Siete pronti? L' incontro si farà «nelle prossime ore». Al massimo «giorni». L' espressione «nelle prossime ore» è la più utilizzata nei peggiori bar di Caracas, ma anche nei bar sport italiani. Il dato di fatto è che nessuno sa una mazza e tutti procedono per tentativi per cui «qualcosa, nelle prossime ore, accadrà». Ora, dovendo noi chiudere codesta articolessa a orari umani, non escludiamo che le parti si siano incontrate nella notte e abbiano già deciso e annunciato qualunque cosa. In questo caso, ignorate tutto quello che avete letto fin qui, viceversa procedete pure.

ATTESA INFINITA
Il presidentissimo Andrea Angelli non ha fretta, neanche un po'. Neppure Allegri ha fretta. Se una delle due parti avesse fretta saremmo già arrivati alla rottura. E invece no, si temporeggia. La sensazione è che tutti stiano prendendo tempo nella massima serenità per far sì che l' incontro non sia quello dell' addio, semmai quello del «ok, tu vuoi questo, noi possiamo offrirti quest' altro, troviamoci a metà strada». E stiamo parlando di contratto (Allegri pretende un prolungamento dell' accordo con relativo aumento d' ingaggio), ma soprattutto di «nuova Juventus».

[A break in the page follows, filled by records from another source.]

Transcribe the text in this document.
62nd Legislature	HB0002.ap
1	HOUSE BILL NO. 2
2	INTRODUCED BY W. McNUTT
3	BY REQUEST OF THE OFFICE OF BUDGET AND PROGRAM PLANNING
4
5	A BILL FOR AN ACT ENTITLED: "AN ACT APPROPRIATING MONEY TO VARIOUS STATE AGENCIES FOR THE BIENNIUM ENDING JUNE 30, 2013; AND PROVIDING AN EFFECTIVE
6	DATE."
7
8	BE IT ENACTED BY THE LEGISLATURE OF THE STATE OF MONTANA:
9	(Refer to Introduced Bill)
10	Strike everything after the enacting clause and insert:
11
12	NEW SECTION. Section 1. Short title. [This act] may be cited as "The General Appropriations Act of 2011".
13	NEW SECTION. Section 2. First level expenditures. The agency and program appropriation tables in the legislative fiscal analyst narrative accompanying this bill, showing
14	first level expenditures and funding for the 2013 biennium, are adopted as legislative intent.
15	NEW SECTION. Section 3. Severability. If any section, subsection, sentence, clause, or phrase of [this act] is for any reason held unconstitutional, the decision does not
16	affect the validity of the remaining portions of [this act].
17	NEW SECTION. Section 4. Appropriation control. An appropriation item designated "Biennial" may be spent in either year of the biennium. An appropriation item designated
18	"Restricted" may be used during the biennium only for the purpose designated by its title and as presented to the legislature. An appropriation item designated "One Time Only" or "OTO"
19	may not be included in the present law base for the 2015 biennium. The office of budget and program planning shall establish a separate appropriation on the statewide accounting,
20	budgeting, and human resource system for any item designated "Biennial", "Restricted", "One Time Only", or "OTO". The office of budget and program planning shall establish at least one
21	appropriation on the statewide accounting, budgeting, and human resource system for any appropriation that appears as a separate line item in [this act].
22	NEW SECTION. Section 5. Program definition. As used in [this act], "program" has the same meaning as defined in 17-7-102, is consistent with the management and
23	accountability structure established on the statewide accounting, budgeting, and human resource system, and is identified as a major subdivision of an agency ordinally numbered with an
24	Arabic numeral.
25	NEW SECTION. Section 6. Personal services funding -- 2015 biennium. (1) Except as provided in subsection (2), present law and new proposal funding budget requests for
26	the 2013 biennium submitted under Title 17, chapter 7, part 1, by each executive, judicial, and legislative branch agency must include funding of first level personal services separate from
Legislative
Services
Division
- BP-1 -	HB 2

Da quello che si è capito Allegri ha in mente da tempo la sua idea di Zebra versione 2019-2020. A tal proposito è stato piuttosto chiaro qualche giorno fa: «Ci penso da sei mesi». È probabile che i suoi desideri siano già stati comunicati ai regnanti bianconeri e che gli stessi stiano ragionando su cosa accordare e cosa no per evitare di ritrovarsi di fronte ad un nuovo caso-Conte, con il tecnico che parla in pubblico di «ristoranti da 100 euro» e la proprietà che gli dice «il materiale è questo, arrangiati».

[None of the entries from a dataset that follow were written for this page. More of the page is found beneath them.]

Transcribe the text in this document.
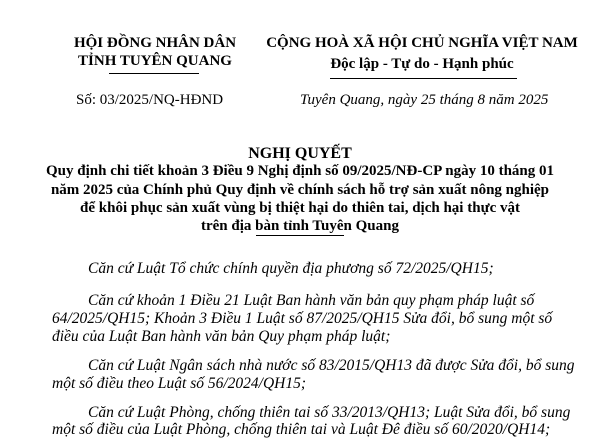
HỘI ĐỒNG NHÂN DÂN
TỈNH TUYÊN QUANG
CỘNG HOÀ XÃ HỘI CHỦ NGHĨA VIỆT NAM
Độc lập - Tự do - Hạnh phúc
Số: 03/2025/NQ-HĐND	Tuyên Quang, ngày 25 tháng 8 năm 2025
NGHỊ QUYẾT
Quy định chi tiết khoản 3 Điều 9 Nghị định số 09/2025/NĐ-CP ngày 10 tháng 01
năm 2025 của Chính phủ Quy định về chính sách hỗ trợ sản xuất nông nghiệp
để khôi phục sản xuất vùng bị thiệt hại do thiên tai, dịch hại thực vật
trên địa bàn tỉnh Tuyên Quang
Căn cứ Luật Tổ chức chính quyền địa phương số 72/2025/QH15;
Căn cứ khoản 1 Điều 21 Luật Ban hành văn bản quy phạm pháp luật số
64/2025/QH15; Khoản 3 Điều 1 Luật số 87/2025/QH15 Sửa đổi, bổ sung một số
điều của Luật Ban hành văn bản Quy phạm pháp luật;
Căn cứ Luật Ngân sách nhà nước số 83/2015/QH13 đã được Sửa đổi, bổ sung
một số điều theo Luật số 56/2024/QH15;
Căn cứ Luật Phòng, chống thiên tai số 33/2013/QH13; Luật Sửa đổi, bổ sung
một số điều của Luật Phòng, chống thiên tai và Luật Đê điều số 60/2020/QH14;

Con Allegri la situazione sembra molto più serena, in particolare perché l' idea dei beninformati è che il numero uno del carrozzone - il solito Agnelli - sia il vero grande sostenitore della conferma. Discorso diverso per quanto riguarda Nedved che, a quanto pare, spingerebbe per il cambiamento.

I POSSIBILI SOSTITUTI
Eccoci arrivati alla seconda grande domanda da un milione di dollari: se la Juventus dovesse dare il benservito al suo allenatore, con chi lo sostituirebbe? Bene, qui ognuno ha la sua teoria, alcuni addirittura palesano certezze. Noi no: proprio perché crediamo che l' incontro previsto «nelle prossime ore» non sarà affatto un pro-forma ma deciderà se le strade si separeranno oppure no. In ogni caso non vi vogliamo lasciare a bocca asciutta e, quindi, elenchiamo tutte le alternative possibili, per come sono state buttate sul piatto nelle ultime settimane. Pronti? Via.

Allegri potrebbe essere sostituito da: Guardiola (ma lo spagnolo ha decisamente smentito qualche tempo fa), Pochettino (mah...), Conte (ma il patto con Marotta sembra solido), Sarri (ma pare un' opzione buttata là per far felice Adani), Mihajlovic (c' è chi lo dà come «possibile»), Spalletti (sì, hanno detto anche questa), Carrera (altro nome buttato là nell' ottica della «juventinità»), Deschamps (idem con patate), varie ed eventuali. L' elenco sterminato ci fa pensare solo a una cosa: la Juve andrà avanti con Allegri. Oppure no, siamo mica veggenti.